Маленький и поджарый, сильно пожилой, но очень бодрый и донельзя жизнерадостный человек на трибуне пощелкал по микрофону, как бы проверяя его исправность, а на самом деле – намекая, что он готов говорить и пора бы наступить тишине.
Тишина преданно наступила.
– Рад приветствовать вас, уважаемые коллеги, – весело и очень доброжелательно сказал Акишин. – Видите, как теперь у нас все человечно и демократично: никаких тебе докторов, никаких кандидатов… никаких, паче того, членкоров и прочих прикормленных тоталитарной властью бояр. Просто все ученые – и один главный ученый. И несколько его ближайших помощников. – Он сделал широкий жест в сторону президиума, где сидели вальяжный ректор Университета Крепе, рядом с ним – снулый христианский физический гений Щипков и еще несколько человек, которых Лёка не знал.
По залу с готовностью покатился добродушный, одобрительный смех.

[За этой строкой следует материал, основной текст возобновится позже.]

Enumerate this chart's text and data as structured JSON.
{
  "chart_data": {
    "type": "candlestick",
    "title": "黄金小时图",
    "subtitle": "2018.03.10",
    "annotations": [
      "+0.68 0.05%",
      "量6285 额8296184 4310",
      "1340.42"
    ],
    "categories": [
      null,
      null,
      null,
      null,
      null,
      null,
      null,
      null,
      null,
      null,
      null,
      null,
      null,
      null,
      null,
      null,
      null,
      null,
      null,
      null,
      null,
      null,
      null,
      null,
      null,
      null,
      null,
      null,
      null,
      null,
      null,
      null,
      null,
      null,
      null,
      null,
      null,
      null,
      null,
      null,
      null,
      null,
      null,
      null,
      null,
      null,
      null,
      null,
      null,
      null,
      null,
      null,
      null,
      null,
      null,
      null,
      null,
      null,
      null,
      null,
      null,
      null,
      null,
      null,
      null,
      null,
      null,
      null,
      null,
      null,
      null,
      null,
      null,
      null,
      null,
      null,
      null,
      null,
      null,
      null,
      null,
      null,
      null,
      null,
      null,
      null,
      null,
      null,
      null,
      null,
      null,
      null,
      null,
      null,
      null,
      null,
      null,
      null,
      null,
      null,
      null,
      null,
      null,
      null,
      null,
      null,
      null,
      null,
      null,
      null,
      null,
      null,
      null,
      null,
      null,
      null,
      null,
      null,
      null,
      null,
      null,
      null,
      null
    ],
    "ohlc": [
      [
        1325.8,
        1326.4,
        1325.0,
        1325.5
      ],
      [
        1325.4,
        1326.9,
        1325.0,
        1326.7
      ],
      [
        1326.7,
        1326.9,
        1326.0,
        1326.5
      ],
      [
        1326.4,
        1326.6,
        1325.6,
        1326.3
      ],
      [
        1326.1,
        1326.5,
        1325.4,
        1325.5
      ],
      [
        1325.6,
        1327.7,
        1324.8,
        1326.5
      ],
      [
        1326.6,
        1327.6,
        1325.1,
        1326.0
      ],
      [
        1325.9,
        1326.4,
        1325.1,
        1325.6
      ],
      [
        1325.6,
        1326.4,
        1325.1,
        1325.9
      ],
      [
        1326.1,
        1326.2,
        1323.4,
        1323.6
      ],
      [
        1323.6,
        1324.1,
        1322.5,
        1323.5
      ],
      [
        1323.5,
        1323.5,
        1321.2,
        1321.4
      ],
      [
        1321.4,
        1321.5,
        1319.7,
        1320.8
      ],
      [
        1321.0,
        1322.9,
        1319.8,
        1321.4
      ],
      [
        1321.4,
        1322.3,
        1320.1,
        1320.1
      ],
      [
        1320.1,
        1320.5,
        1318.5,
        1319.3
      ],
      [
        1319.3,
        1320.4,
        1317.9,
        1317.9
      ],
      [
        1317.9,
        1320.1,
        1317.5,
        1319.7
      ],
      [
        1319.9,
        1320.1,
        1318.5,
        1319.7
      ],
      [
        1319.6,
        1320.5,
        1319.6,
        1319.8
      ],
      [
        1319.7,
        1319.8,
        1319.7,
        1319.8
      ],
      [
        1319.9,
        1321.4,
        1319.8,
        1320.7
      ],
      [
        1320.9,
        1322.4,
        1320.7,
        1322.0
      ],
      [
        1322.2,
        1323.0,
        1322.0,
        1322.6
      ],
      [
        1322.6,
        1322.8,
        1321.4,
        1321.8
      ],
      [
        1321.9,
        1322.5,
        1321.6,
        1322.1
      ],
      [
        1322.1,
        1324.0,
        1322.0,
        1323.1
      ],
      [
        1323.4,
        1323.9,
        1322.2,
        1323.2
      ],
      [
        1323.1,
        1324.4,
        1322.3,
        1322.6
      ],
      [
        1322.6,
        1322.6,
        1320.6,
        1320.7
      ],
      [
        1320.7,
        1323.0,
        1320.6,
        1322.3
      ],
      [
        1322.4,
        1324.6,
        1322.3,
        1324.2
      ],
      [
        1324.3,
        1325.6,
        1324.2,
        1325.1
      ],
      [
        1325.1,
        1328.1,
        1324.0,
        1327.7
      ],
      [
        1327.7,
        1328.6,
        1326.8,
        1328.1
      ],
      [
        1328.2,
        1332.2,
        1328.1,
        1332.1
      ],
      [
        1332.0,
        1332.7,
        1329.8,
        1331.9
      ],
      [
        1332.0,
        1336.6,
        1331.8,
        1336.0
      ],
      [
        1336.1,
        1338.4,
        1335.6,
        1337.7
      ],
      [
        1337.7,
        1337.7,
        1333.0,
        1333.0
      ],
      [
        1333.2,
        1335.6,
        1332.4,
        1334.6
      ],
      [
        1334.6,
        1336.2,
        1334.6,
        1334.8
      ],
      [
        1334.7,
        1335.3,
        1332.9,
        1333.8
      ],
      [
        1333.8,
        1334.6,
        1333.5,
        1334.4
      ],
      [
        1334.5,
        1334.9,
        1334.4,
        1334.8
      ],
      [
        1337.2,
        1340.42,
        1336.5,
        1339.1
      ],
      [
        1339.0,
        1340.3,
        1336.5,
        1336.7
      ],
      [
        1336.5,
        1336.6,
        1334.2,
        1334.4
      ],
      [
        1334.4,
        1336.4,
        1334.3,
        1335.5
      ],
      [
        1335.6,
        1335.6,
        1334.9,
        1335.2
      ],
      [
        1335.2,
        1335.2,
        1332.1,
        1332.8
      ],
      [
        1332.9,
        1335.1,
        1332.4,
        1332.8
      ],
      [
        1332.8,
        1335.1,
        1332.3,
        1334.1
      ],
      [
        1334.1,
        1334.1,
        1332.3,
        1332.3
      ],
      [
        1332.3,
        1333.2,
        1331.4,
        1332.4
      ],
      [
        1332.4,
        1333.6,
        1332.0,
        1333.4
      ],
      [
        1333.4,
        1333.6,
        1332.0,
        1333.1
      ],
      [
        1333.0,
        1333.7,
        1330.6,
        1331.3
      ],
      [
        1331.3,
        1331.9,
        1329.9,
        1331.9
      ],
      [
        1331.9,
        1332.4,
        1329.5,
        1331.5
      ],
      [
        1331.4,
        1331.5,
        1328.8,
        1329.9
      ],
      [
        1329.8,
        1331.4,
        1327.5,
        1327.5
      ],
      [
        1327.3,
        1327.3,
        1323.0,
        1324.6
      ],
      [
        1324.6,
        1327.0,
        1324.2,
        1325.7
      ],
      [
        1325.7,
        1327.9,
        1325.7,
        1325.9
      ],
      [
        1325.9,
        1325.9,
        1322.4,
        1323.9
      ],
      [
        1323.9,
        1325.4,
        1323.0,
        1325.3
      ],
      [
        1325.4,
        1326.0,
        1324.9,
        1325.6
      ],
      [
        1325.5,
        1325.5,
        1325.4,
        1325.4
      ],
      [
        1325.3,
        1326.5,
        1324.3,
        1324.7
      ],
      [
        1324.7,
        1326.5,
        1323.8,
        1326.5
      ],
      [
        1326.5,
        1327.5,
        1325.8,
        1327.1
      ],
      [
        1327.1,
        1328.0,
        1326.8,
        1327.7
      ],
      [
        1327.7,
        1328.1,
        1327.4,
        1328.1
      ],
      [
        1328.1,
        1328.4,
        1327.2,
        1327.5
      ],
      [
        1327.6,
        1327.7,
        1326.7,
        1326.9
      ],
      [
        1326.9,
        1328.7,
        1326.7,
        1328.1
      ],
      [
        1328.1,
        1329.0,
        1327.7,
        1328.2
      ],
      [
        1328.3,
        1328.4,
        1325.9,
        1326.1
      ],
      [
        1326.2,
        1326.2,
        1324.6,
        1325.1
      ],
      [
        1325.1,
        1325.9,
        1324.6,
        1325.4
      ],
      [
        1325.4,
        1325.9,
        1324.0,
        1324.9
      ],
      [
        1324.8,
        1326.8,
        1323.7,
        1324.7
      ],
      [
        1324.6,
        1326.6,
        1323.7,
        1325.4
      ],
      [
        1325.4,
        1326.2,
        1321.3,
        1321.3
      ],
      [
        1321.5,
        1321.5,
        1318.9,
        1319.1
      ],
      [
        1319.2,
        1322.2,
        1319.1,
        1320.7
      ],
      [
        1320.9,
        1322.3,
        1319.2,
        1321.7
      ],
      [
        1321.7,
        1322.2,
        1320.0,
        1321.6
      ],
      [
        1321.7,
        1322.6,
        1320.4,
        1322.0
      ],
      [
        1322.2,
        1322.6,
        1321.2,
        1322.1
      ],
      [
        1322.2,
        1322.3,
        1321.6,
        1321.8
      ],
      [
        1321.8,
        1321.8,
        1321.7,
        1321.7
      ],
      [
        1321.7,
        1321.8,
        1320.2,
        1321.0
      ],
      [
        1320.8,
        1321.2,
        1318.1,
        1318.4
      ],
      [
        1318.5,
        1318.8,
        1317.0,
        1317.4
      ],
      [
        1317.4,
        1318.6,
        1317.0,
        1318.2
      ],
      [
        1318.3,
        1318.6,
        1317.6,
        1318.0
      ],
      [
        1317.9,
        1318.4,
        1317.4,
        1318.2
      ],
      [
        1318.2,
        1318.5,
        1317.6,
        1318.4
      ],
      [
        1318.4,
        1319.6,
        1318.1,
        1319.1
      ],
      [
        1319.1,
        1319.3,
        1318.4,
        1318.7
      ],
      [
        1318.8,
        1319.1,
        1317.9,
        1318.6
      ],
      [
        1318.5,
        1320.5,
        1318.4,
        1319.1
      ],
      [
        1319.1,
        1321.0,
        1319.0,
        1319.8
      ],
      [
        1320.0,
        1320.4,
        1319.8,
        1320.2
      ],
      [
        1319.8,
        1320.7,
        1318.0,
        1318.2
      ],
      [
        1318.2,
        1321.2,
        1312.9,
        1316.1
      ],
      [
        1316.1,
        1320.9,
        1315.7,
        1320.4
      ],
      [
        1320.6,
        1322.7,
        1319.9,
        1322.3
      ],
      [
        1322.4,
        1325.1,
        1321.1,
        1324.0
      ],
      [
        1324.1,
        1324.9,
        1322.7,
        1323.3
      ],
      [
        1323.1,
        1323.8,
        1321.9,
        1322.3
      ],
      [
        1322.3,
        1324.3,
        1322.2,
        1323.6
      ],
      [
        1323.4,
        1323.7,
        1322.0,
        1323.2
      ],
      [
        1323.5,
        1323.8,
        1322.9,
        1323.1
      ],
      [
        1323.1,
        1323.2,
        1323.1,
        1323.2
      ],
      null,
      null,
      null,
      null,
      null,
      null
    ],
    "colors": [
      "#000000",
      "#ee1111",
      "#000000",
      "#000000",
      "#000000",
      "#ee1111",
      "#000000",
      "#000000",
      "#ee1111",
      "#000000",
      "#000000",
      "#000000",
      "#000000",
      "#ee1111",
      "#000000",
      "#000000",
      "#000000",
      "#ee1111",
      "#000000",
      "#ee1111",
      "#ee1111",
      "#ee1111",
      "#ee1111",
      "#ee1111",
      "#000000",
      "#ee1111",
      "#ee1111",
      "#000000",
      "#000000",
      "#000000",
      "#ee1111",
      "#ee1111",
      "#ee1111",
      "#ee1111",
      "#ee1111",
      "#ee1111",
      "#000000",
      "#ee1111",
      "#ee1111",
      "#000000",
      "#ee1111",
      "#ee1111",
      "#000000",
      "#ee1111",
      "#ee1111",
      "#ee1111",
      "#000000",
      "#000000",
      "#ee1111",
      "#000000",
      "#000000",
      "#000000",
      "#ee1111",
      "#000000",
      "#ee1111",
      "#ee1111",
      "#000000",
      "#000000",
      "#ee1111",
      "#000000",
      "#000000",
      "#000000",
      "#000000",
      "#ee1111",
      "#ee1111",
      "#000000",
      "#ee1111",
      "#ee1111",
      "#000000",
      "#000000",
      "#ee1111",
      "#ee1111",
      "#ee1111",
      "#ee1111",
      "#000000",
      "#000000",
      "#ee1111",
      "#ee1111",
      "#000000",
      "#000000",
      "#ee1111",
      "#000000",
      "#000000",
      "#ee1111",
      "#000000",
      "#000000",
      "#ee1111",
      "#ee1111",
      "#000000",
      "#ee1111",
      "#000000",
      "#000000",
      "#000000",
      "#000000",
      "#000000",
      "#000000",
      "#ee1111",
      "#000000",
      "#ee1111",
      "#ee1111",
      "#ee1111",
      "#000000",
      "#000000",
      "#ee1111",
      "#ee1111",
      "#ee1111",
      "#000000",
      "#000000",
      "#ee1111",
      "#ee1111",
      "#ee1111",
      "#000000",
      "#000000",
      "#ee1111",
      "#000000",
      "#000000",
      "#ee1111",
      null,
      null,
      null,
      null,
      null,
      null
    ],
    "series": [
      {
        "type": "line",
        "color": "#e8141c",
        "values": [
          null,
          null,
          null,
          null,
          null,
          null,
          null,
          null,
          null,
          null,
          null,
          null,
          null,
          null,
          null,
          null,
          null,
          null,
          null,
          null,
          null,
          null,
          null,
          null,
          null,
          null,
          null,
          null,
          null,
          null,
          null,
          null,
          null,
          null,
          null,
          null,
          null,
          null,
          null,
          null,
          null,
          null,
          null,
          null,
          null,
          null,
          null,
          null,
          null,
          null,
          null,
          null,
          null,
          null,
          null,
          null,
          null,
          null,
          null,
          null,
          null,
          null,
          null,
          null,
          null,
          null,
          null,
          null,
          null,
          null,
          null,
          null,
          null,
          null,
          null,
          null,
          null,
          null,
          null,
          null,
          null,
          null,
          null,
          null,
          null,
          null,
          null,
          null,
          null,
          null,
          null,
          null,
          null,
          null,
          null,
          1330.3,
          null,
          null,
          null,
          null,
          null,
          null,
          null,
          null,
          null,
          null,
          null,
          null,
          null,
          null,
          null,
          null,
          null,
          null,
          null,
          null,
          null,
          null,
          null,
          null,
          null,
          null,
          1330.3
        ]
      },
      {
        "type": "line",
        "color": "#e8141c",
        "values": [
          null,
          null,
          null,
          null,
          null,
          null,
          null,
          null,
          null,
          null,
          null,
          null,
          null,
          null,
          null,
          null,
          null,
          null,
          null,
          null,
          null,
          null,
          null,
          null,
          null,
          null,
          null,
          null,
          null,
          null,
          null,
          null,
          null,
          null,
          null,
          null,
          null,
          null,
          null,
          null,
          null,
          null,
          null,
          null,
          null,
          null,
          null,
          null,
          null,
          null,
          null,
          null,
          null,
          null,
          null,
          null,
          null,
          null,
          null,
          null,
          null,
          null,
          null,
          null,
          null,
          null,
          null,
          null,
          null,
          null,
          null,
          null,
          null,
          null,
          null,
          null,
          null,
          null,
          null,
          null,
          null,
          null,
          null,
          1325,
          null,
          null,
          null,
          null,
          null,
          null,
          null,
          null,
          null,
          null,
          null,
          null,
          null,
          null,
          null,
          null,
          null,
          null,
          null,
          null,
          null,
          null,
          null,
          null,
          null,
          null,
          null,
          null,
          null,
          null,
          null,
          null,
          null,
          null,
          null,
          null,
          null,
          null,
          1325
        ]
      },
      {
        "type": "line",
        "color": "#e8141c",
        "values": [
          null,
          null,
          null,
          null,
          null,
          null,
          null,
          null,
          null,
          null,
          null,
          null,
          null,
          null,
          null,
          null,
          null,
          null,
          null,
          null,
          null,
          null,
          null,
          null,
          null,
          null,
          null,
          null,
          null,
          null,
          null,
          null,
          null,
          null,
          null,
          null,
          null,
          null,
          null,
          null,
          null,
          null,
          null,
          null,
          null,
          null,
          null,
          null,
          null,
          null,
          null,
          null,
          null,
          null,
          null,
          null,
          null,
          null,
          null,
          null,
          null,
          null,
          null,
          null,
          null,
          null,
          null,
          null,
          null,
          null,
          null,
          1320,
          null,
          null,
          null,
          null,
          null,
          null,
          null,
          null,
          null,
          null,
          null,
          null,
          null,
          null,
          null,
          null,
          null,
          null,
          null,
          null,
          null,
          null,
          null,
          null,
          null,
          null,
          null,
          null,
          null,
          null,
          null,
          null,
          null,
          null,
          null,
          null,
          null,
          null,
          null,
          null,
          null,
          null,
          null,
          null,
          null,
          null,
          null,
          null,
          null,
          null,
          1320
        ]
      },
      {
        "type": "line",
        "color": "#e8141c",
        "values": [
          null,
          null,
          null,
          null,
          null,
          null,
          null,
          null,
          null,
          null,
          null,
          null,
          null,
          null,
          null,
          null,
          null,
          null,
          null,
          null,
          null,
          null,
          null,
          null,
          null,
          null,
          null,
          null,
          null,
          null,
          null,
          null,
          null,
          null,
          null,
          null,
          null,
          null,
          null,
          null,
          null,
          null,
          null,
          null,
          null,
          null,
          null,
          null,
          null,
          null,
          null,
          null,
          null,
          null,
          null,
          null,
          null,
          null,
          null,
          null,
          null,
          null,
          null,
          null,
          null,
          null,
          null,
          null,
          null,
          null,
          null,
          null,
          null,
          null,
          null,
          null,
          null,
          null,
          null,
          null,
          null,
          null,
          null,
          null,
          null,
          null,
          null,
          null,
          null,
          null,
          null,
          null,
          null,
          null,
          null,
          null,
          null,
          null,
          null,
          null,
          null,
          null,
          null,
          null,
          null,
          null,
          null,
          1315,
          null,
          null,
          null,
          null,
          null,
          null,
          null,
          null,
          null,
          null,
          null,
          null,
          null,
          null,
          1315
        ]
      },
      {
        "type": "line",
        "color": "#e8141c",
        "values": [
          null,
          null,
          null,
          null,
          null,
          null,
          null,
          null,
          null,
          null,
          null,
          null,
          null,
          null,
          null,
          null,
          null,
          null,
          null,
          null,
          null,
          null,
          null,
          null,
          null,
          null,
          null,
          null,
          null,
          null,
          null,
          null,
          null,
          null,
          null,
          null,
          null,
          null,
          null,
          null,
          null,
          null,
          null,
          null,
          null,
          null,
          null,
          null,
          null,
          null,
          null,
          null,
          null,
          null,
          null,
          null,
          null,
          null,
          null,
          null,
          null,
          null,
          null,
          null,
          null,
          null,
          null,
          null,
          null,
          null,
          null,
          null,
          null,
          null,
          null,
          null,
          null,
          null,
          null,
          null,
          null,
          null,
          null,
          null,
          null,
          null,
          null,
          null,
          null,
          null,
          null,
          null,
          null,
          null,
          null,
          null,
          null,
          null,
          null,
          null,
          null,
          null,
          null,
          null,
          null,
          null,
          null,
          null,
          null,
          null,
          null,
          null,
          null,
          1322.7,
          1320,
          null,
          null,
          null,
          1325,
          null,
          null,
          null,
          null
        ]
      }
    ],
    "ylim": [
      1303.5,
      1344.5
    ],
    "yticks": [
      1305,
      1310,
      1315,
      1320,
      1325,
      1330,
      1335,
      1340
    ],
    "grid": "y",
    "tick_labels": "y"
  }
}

Святые угодники, думал Лёка, строча, как заведенный, карандашом в блокноте. И ради этого я сижу здесь – вместо того чтобы спешить к тете Люсе… которая меня любила, любила… Он мысленно повторял про себя странное слово «любила», пока оно не рассыпалось сверкающим крошевом. Наверное, после смерти родителей она единственный человек, который меня любил… и, наверное, единственный, кого люблю до сих пор я… О Маше он боялся думать, потому что не знал, как к ней относится; иногда ему казалось, что он и по сей день скучает о ней, даже тоскует; иногда он ловил себя на том, что ему хочется о чем-то ей рассказать, чем-то поделиться, – но, стоило представить, что они и впрямь сызнова вместе, его охватывал тоскливый ужас, и на грудь будто укладывали бетонную плиту. А других после Маши у него не было, и он даже не пытался, например, закрутить любовь, роман, шашни; еще в последние месяцы жизни с женой все, связанное с женщинами, стало вызывать у него лишь смертельную усталость – и гадливость. Точно использованный презерватив.